If this sounds rather a bold statement, you should remember that I do spend quite a lot of time with Sunday supplements, and not all of it in the dark place that you are currently imagining. To my certain knowledge, there is no food group that the Mail on Sunday has not declared a significant health hazard in the past 10 years, quite often on the same day that the Sunday Times declared it a new superfood.
This all makes ranging decisions rather tricky, but happily for me the main food group consumed by my customers is booze, and any attempt to regulate that would be crushed by an overwhelming parliamentary majority in the shape of Ken Clarke MP (inter alia).
Now where was I? Oh yes, rambling. Not unlike the reactions of the spiced-pumpkin-latte-drinking classes to Mr Lewis’s latest plot to con children into eating repulsive vegetables by chopping them up into brightly-coloured shapes.

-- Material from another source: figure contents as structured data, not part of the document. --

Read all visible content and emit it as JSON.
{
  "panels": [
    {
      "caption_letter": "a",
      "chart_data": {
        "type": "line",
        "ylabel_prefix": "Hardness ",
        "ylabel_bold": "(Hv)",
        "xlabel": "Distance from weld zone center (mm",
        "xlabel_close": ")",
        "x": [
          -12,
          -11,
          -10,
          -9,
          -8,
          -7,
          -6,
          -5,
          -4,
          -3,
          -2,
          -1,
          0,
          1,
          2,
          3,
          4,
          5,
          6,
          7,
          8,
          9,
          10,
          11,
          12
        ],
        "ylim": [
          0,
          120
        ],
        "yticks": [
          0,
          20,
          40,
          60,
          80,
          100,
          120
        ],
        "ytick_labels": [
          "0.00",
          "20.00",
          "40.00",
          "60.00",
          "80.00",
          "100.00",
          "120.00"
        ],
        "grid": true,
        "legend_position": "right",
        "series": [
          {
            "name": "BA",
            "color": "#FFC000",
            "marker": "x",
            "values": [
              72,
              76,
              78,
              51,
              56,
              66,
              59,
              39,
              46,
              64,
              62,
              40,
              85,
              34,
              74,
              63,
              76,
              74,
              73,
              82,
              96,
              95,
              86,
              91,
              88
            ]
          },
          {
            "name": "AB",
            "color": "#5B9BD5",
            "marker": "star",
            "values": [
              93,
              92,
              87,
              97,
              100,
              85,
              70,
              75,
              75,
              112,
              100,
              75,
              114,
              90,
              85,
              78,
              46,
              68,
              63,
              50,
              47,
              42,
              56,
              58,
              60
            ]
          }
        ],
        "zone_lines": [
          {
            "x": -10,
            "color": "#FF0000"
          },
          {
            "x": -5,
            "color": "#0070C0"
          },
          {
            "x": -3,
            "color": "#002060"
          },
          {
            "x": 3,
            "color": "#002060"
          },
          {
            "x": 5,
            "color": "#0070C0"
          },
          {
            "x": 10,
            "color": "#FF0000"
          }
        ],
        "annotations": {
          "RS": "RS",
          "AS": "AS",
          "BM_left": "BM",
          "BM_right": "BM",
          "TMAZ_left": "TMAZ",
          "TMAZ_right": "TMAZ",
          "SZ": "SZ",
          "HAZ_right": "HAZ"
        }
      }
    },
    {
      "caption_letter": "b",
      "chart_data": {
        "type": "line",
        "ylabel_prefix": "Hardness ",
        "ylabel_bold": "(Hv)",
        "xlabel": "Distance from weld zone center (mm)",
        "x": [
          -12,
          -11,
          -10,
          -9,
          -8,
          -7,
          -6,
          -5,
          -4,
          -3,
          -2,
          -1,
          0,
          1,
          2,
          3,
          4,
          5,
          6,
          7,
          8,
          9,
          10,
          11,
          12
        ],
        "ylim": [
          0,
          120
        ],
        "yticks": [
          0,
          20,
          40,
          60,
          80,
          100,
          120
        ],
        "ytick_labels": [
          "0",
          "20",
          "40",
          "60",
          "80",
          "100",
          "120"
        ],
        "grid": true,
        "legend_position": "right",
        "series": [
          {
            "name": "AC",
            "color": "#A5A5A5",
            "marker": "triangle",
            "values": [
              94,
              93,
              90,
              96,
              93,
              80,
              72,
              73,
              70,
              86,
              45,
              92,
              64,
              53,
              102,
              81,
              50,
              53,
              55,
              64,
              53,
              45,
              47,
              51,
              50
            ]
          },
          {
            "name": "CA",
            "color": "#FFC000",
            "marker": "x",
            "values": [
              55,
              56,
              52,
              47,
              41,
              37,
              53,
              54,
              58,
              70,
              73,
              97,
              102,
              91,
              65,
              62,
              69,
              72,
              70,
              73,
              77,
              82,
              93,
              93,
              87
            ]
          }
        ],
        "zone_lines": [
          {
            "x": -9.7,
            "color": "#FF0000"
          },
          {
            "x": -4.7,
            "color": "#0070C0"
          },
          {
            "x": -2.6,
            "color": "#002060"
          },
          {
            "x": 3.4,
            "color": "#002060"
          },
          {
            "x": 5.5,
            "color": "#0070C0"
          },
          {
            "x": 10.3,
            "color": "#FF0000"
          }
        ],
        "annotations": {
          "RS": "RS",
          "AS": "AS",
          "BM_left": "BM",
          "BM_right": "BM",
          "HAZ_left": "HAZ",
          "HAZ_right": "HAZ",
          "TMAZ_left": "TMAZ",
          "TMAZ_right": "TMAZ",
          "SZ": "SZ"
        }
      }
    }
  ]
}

Apparently, sales to Brexiters have rocketed, so I have put Pavlina to work carving veg into pretty shapes so that MPs can understand them. Out of respect for our political leadership, I insisted that she create something for Mrs May first. I’m not absolutely sure what Pavlina crafted from those two kiwifruit and the huge cucumber but I got an awfully rude note from No 10. Some people simply have no concern for the wellbeing of the nation.